When Jesus’ audience hears the parable – who are mostly Galileans and rural folk – that a priest and a Levite see the person, but pass by on the other side, they know there is normally going to be yet a third character in the story who will come by.  And the third one was usually “an Israelite.”  That was the common trope: a Priest, a Levite, and an Israelite.  And the Israelite is a lay person, one of them.  It was the trope of anti-clericalism.  It would have been, not only the normal way such a story would go, but an easy softball for Jesus to lob to his listeners. 
 
“But,” said Jesus, “a Samaritan (not one of them!) while traveling came near [the man left for dead]; and when the Samaritan saw him, he was moved with pity.  He went to him and bandaged his wounds, having poured oil and wine on them.

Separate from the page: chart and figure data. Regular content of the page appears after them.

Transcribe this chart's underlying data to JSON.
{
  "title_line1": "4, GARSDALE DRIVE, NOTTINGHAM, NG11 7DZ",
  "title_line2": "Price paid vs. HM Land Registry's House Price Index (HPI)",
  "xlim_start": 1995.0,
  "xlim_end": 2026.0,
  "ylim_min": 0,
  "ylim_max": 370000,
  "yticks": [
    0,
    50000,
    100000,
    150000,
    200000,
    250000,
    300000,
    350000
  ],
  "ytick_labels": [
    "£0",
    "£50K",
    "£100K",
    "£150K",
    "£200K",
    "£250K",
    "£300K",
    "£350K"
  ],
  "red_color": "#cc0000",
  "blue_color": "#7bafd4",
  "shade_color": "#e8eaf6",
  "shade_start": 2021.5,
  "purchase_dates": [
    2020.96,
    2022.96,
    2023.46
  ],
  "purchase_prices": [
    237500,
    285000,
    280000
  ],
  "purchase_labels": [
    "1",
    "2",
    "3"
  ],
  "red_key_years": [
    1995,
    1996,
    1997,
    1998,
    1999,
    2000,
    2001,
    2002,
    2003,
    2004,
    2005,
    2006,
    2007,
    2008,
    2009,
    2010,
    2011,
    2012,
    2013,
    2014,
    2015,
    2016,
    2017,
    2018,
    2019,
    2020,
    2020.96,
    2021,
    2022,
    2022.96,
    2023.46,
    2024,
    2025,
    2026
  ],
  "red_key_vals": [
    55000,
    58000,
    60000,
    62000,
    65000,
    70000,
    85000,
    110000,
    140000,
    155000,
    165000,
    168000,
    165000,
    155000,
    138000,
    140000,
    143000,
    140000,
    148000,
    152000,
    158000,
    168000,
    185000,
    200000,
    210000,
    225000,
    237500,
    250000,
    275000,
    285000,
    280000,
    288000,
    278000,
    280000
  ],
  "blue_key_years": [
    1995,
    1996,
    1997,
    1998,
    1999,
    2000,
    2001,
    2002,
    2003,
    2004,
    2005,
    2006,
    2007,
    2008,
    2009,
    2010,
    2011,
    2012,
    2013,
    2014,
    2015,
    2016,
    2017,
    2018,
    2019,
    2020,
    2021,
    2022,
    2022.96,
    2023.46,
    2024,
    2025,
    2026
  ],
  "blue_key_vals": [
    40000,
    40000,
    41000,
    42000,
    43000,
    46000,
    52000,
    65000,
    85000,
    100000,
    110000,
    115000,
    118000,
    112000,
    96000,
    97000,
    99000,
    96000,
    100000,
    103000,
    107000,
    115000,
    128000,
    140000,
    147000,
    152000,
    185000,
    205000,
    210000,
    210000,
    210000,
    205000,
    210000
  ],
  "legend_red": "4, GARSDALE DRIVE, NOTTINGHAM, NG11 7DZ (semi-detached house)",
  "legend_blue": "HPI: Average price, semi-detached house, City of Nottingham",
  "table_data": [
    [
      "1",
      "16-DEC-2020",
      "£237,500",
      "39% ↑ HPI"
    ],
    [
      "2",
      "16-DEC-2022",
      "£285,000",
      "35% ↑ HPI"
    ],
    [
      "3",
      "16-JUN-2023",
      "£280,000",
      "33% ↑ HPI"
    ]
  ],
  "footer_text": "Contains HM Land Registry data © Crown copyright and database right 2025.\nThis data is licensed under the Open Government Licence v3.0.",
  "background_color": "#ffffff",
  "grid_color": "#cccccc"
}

Then he put him on his own animal, brought him to an inn, and took care of him…”
 
The Good Samaritan, right!?  That’s who we’d want to rescue us.  Except, to the disciples, he was not good at all!  Samaritans were sinful 2nd cousins, never the heroes of the story – hated since the return from Exile 500 years earlier!  Jesus has not only challenged his followers, but changed their whole way of thinking and acting.  Jesus has changed who our neighbor is, and what neighborliness looks like!  Love your neighbor as yourself, yes, and now, love your enemy.  There is no one who we should not consider as a fellow human being, no one who is outside the bounds of our religion, our race, and our gender.  All, can be our neighbor, and when we are “merciful” to them, as Jesus says, that is fulfilling the law of love - a radical neighborliness.
 
The first hearers of this story did not understand the way they were inflicting violence on one another across these human-made boundaries of nation and ethnicity, gender and race.  A good example is the attitude of the disciples not long before Jesus told this parable, when they had been shunned from entering Samaritan territory.  Jesus said they should just shake the dust off and move on.  While the disciples asked excitedly if they should call down a firestorm from above to demolish them!  Nice neighbors, those disciples were, right?!
 
Violence is not the answer.  And we have heard that, thank goodness, from many a leader interviewed on the news in the past week.  Not to say that there isn’t plenty of justified anger to go around. 
 
But even the protests against police violence have been peaceful across the country, and the police responses professional, at least from my experience here in Chicago, which is an improvement over demonstrations a generation ago.  And ironically, the shooting of officers in Dallas was at a peaceful protest of the Philando Castile and Alton Sterling shootings.  The protesters were beginning to disperse, police and protesters were taking selfies together! 
 
I hope the President is right, that in the big picture, we have made progress on this front.  But I believe that the unseen violence, the deeper vein of our sin, is the racism that we are all too often, not yet confronting.  We must name it, and work to end it.  Prayers are indeed powerful, but to ignore the root of institutional racism, is to enable the power of the evil one in our world and communities.
 
Jesus does not shy away from the truth.  As the Son of God he comes as a truth teller, and in the Good Samaritan, Jesus holds a mirror up to us for us to see, that there is no one who is the other in our world that we can demonize or call inhuman.  Our neighbor is the one in need, just like us, on the roads we travel every day, near or far, whatever color or creed.  Violence begets violence, it grows like a cancer.  Jesus calls us to name it and to conquer it with love – like the Good Samaritan does.  Jesus gives us hope that every single act of faithfulness can make a difference. 
 
And so, as Jesus himself instructed, let us “go and do likewise.”